Aviva’s UK life arm has reported a return to growth during the third quarter despite radical Government reforms that battered annuity providers.
The insurer’s third quarter interim management statement, published this morning, reveals the value of new business written rose 18 per cent, from £102m in Q3 2013 to £120m this year.
However, the value of new business in the year-to-date is down 9 per cent, from £326m in the first nine months of 2013 to £297m in 2014.
Year-on-year UK sales, measured on a present value of new business premiums basis, rose 6 per cent, from £8.56bn in Q3 last year to £9.1bn this year.
Annuity sales rose 61 per cent year-on-year, from £447m to £721m, driven by a bulk annuity transaction completed in July this year.
Pensions sales were down 4 per cent, from £1.34bn in Q3 2013 to £1.29bn this year, while equity release sales rose 77 per cent, from £115m to £205m.
Bond sales were up by almost a third, from £38m to £48m, and protection new business rose from £277m to £294m.
However, ‘Other’ UK business – which includes retail fund management and Aviva’s long-term health business – was down 37 per cent, from £780m to £491m.
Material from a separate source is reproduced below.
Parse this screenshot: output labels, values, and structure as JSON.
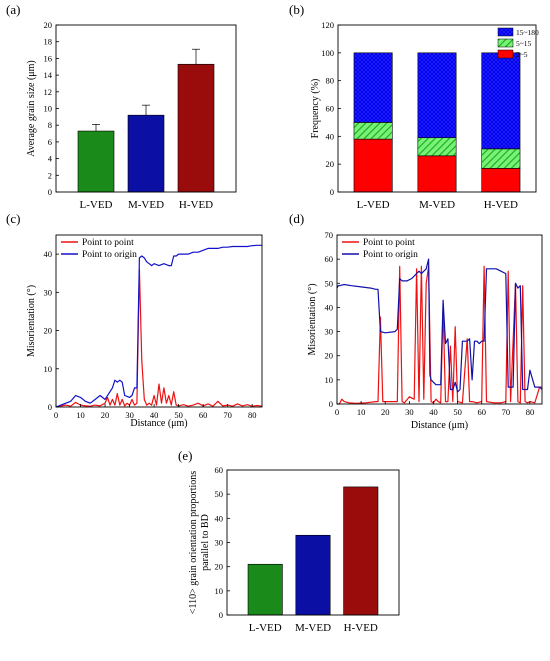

Aviva’s retail fund management business was transferred from Aviva’s UK life business to Aviva Investors in May this year.
Integration and restructuring costs were £75m during the period, down 62 per cent year on year. The firm says most of these costs relate to Solvency II.
Aviva group chief executive Mark Wilson says: “Aviva’s turnaround is delivering. Our key metrics have improved again. Year to date, our net asset value is 10 per cent higher; value of new business is up 15 per cent and the general insurance combined ratio improved to 95.9 per cent.
“The steps we have taken to focus and strengthen the group mean we are in a different position to two years ago.
“Notwithstanding this progress, there is still more to do before we can be satisfied we are fully delivering on our investment thesis of cash flow plus growth.”